A big part of it is the return. For large law firms, they know the type work they’re involved in. They have lawyers who are not only working with the law, constructing deals and litigating under it—but professionals who are truly shaping the law itself.

And the blogs play an integral role.

Yesterday, you saw the first LXBN Leaders article to be cross-posted here on Real Lawyers Have Blogs. We’ve actually been running those for a while on LXBN, with the total closing in on 50. Of all the profiles we’ve done, one on Ballard Spahr’s CFPB Monitor remains one of my favorites.

Because it’s difficult to top this anecdote from Ballard Spahr partner Alan Kaplinsky—on whether or not his blog’s words reach the halls of the agency he covers, the Consumer Financial Protection Bureau.

“I’m told by people that everybody there reads our blog…I met CFPB Director Richard Cordray for the first time earlier this year when I got selected by the CFPB to be an industry witness…I told him ‘this is the first time we’ve ever met,’ and he said ‘it may be the first time we’ve ever met but I hear your name about 50 times every day.’”
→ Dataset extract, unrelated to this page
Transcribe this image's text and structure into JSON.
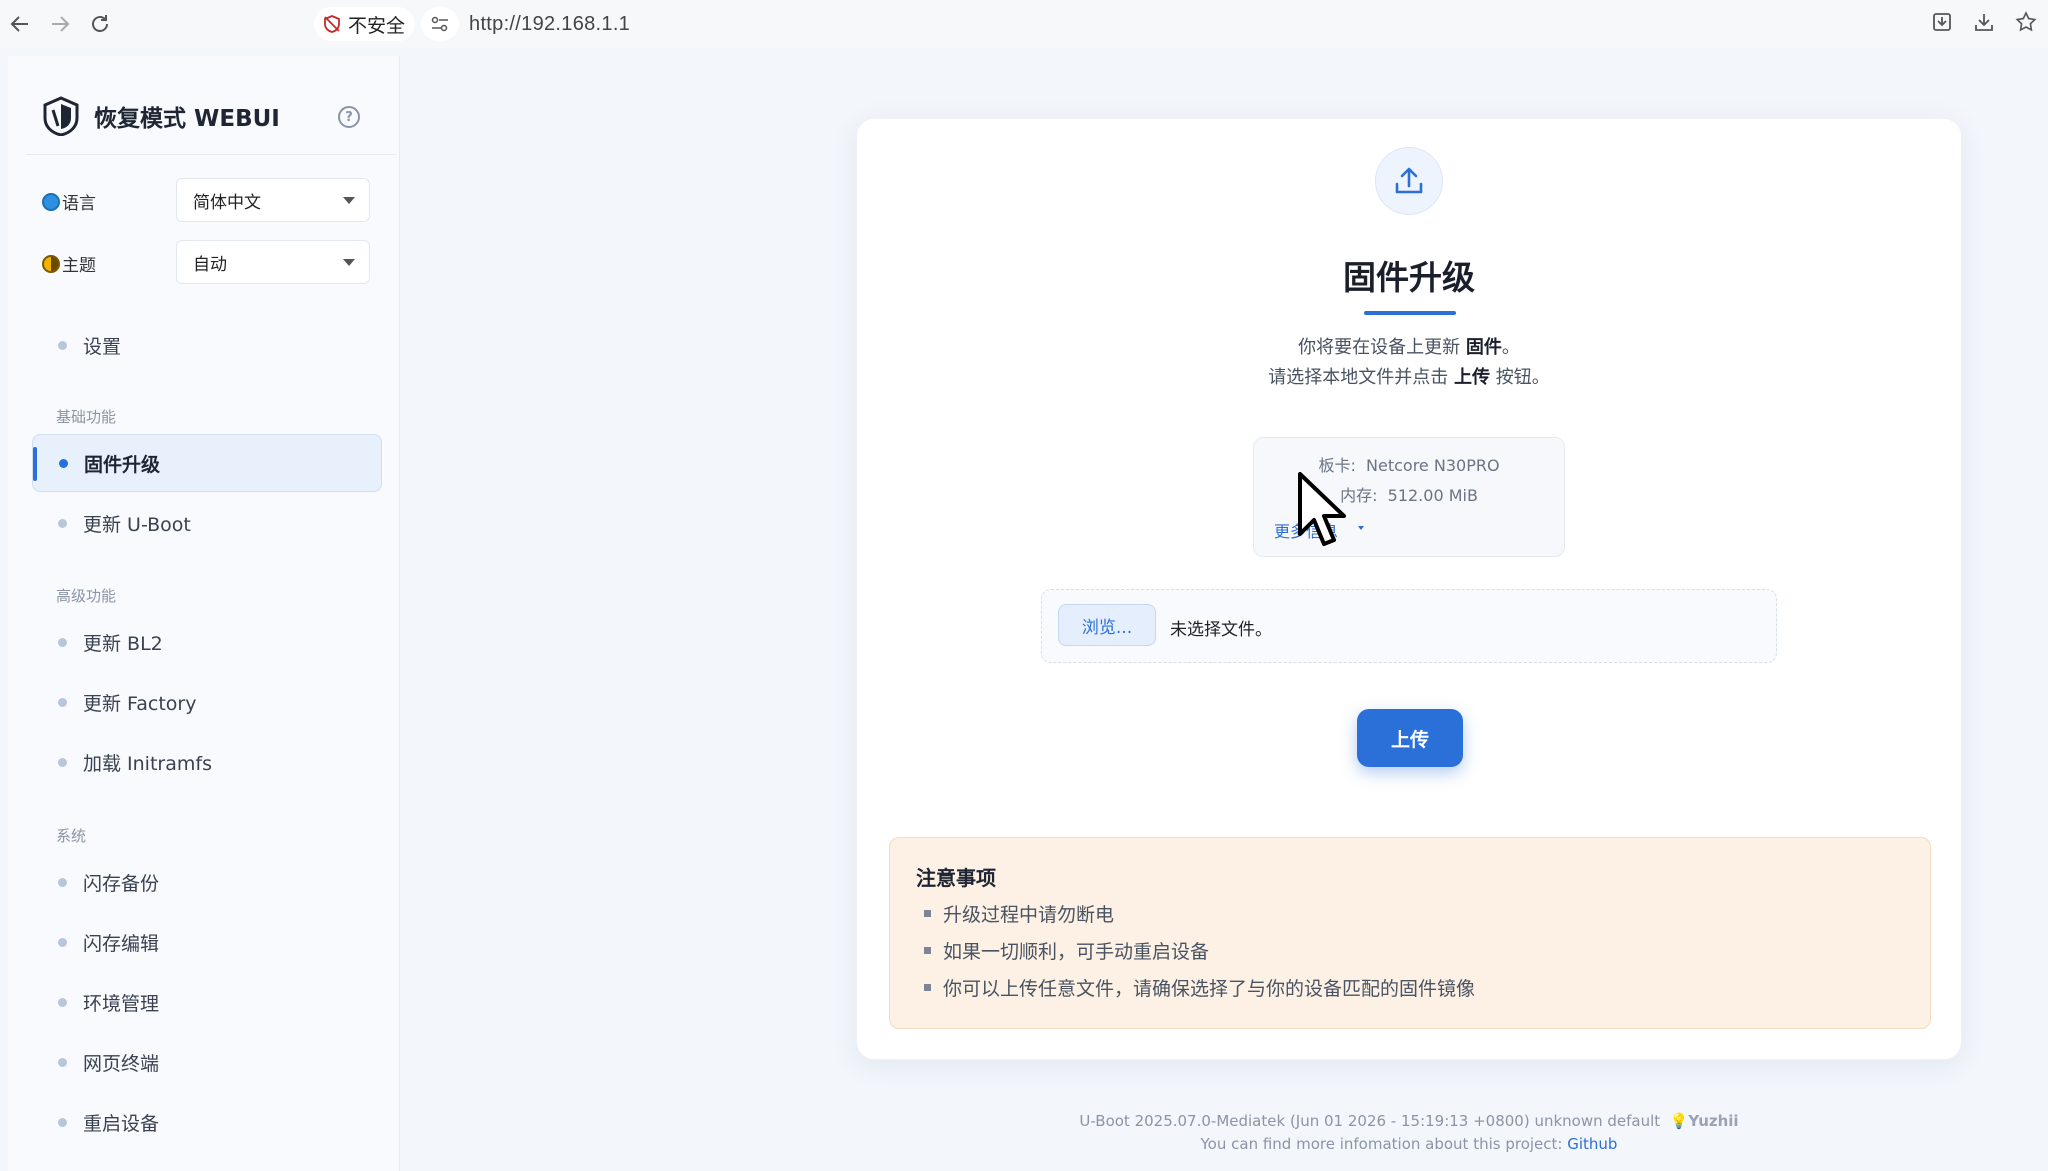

Of course, this isn’t just the agency he covers on his blog—it’s the agency that regulates the business of his clients. Do you think there’s value in demonstrating to your clients that not only are they looking to you for analysis on government regulations, but so are the government regulators themselves? I would think so.

Naturally, it’s one thing to tell your clients the regulators are looking to you for expertise, it’s another for the regulators to do it themselves—and it isn’t limited to these massive firms.
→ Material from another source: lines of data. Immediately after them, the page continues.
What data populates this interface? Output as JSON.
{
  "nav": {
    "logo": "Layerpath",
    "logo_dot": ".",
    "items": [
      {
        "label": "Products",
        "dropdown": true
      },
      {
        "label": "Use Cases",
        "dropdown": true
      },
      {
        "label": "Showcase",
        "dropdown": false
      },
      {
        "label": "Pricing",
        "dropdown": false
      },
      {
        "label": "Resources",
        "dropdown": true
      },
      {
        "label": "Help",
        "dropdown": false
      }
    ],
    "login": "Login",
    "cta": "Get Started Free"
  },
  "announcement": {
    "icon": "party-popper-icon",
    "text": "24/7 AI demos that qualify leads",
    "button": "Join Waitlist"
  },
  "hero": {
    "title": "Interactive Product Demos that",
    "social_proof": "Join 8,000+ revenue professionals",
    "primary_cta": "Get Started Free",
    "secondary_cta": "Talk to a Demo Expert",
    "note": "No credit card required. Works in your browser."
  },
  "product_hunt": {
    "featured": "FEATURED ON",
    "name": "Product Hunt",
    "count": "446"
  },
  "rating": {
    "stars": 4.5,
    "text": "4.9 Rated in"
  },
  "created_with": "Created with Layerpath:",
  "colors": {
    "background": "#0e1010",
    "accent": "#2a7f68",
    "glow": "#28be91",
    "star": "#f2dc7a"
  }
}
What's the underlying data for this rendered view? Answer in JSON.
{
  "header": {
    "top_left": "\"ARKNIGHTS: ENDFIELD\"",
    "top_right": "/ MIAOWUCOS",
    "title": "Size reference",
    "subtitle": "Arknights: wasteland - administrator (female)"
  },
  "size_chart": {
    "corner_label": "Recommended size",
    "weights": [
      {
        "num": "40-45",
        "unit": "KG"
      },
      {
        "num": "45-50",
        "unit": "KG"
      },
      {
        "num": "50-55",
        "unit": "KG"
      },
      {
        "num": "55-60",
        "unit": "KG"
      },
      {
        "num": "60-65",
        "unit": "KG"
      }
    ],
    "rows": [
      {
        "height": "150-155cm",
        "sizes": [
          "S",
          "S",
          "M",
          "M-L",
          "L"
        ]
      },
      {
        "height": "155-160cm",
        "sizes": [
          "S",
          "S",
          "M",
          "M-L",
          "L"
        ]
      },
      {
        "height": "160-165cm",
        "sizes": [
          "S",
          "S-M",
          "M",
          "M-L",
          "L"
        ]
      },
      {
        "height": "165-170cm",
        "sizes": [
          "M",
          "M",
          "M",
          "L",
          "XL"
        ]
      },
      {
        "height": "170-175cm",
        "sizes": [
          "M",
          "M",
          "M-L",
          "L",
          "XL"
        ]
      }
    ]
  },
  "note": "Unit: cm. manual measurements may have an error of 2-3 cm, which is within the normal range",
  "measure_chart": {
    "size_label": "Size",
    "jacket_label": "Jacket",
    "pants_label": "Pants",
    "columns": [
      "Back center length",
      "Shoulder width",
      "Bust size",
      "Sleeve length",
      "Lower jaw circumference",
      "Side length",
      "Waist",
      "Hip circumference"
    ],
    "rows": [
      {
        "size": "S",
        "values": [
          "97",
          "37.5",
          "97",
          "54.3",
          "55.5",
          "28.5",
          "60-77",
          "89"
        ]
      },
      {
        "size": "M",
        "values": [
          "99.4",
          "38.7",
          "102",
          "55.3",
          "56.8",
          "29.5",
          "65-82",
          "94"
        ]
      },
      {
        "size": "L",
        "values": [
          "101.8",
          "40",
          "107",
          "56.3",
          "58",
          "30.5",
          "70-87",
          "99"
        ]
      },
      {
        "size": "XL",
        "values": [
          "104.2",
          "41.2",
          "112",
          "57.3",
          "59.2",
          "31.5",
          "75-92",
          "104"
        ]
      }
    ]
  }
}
Take this example from the medium-sized communications law firm Fletcher Heald & Hildreth and their CommLawBlog, emphasis added.

While at a recent conference, Kevin Goldberg said he introduced himself to an FCC commissioner as CommLawBlog’s Swami. Even though they never met before, the commissioner knew of Goldberg on that alone.

“He could have been the nicest guy in the world and played it off really well,” said Goldberg. “We’re reaching a pretty high level in terms of readership at the agency that we’re trying to serve.”

Harry Cole added, “We’re reasonably confident that that particular commissioner knows us because he referenced one of our posts in a speech he gave a year or two ago. We know that another FCC commissioner reads because he linked to one of our pieces in a blog that he posted on the FCC website.”

This isn’t rare either. Just the other day, I saw that Fox Rothschild partner Elizabeth Litten had a post of hers on the firm’s HIPAA, HITECH & HIT blog cited in a statement from an FTC commissioner.

As mentioned, this type of high-level influence isn’t limited to large law firms. We wrote about plaintiff’s lawyer Bill Marler and his impact on the food industry here earlier this week.

Lawyers blog for a lot of different reasons, and in a lot of different ways. Some use keyword tracking tools to draw in search traffic. Some are focused on making sure, above all, the content shows up on the law firm website just the way they want it.

But some lawyers blog because they want to put a dent in the universe—or, at the very least, the industry in which they operate.

With blogging, and technology tools in general, it’s easy to become distracted by any number of things.

But when those distractions arise, consider what type of lawyer you want to be—and what you want to accomplish.

If it were me, I know I’d want to be the lawyer who can tell his clients, “Hey, look the people who are enforcing the country’s laws at the highest level—even they listen to what I have to say.”